Sony's recent Japan-only release Tenchu: Shinobi Hyakusen is to Tenchu: Stealth Assassins what Konami's Metal Gear Solid: VR Missions was to Metal Gear Solid. That is, instead of being a standard game with a plot, a clear beginning, and a definite ending, it's simply a collection of levels with no coherent connection to each other, delivering little sense of progress as you work your way through. In this case the title is made up of 100 stages created by Japanese gamers using the level editor in the last version of Tenchu (accessible only through a code in the US edition). While this may certainly sound good on paper, it ends up extremely disappointing in practice.

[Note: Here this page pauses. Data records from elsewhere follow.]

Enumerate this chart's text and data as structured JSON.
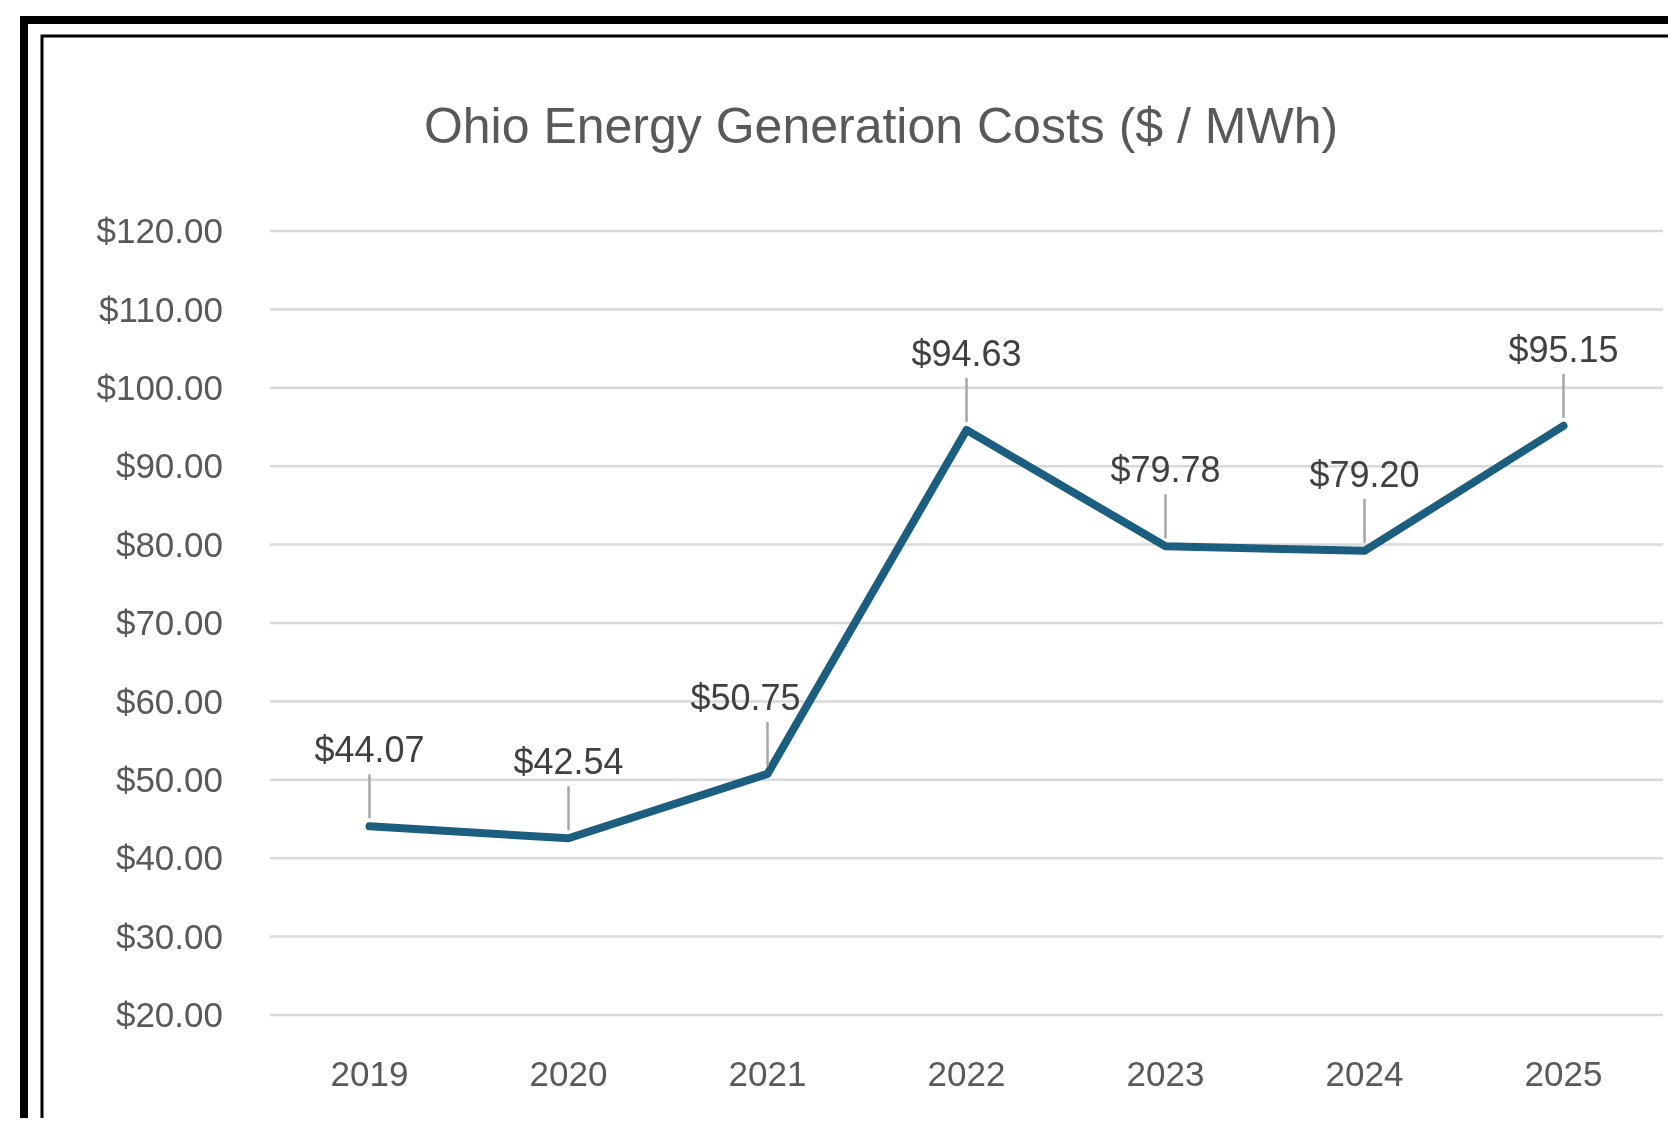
{
  "chart_data": {
    "type": "line",
    "title": "Ohio Energy Generation Costs ($ / MWh)",
    "categories": [
      "2019",
      "2020",
      "2021",
      "2022",
      "2023",
      "2024",
      "2025"
    ],
    "series": [
      {
        "color": "#1b5e80",
        "values": [
          44.07,
          42.54,
          50.75,
          94.63,
          79.78,
          79.2,
          95.15
        ],
        "value_labels": [
          "$44.07",
          "$42.54",
          "$50.75",
          "$94.63",
          "$79.78",
          "$79.20",
          "$95.15"
        ]
      }
    ],
    "ylim": [
      20,
      120
    ],
    "yticks": [
      {
        "value": 20,
        "label": "$20.00"
      },
      {
        "value": 30,
        "label": "$30.00"
      },
      {
        "value": 40,
        "label": "$40.00"
      },
      {
        "value": 50,
        "label": "$50.00"
      },
      {
        "value": 60,
        "label": "$60.00"
      },
      {
        "value": 70,
        "label": "$70.00"
      },
      {
        "value": 80,
        "label": "$80.00"
      },
      {
        "value": 90,
        "label": "$90.00"
      },
      {
        "value": 100,
        "label": "$100.00"
      },
      {
        "value": 110,
        "label": "$110.00"
      },
      {
        "value": 120,
        "label": "$120.00"
      }
    ],
    "grid": "y",
    "marker": "none",
    "line_style": "solid"
  }
}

As before, you play as either the ice-cold ninja Rikimaru or the La Femme Nikita-ish Ayame - both of whom are entrusted with accomplishing a variety of missions for their master, such as assassinating an evil local lord or collecting a well-guarded magical flower to save an ailing princess. Besides achieving each level's main goal, you also must try your best to keep from being spotted, by hiding behind corners and springing on enemies as they walk by. Or you can use a grappling hook to ascend to rooftops and drop down on your enemies as well. Tenchu: Stealth Assassins possessed surprising replay value because you could return to each level and try to win it without being seen at all. While doing so for each character within each level didn't exactly open up any big extras or bonuses, it made you feel action-movie cool, letting you bear the title Grand Master. Lying in wait for sentry after sentry to turn his back on you made for a lot of hair-pulling moments, but becoming a Grand Master was no small feat to pull off and getting there was a great deal of fun.T:SH loses that element of enjoyment by instituting a time limit within each level. Gone is the sense of roaming free in the environment and carefully, quietly plotting your moves because now you have to complete every level before the clock runs out. If you defeat the first batch of stages under the time limit, you open up the second grouping, and so on. So instead of being able to take the time to master each level, you have the remedial chore of beating the clock that is prodding you along. Even though for every instance you're spotted, ten seconds are subtracted from the overall, continuously reducing time limit, in most cases you can just run through to the end goal, letting yourself be seen several times, and still finish a winner. The motivation for you to use skill over treachery is severely lacking in T:SH because you're not only not rewarded for your proficiency, you're penalized for it.
With 100 levels, it's tempting to assume the game at least has value. But what really detracts from the overall depth is that the game doesn't furnish 100 good levels. In fact, only a handful of levels really stand out, such as the few wherein you must escort Princess Kiku to her father or wipe out every enemy in the level. Still, the most die-hard of Tenchu fans will grow tired of this game within the span of a few hours. The graphics suffer from the same pop-up the original did, and at this time the title appears even more dated. The fantastic soundtrack lacks any new songs, and it is repeated now across 100 levels instead of just ten. Those who had hoped that importing T:SH would lessen the anxiety of the wait for the Tenchu sequel are well advised to sit tight for a while longer. It's no wonder Activision decided not to bring this game out in the States.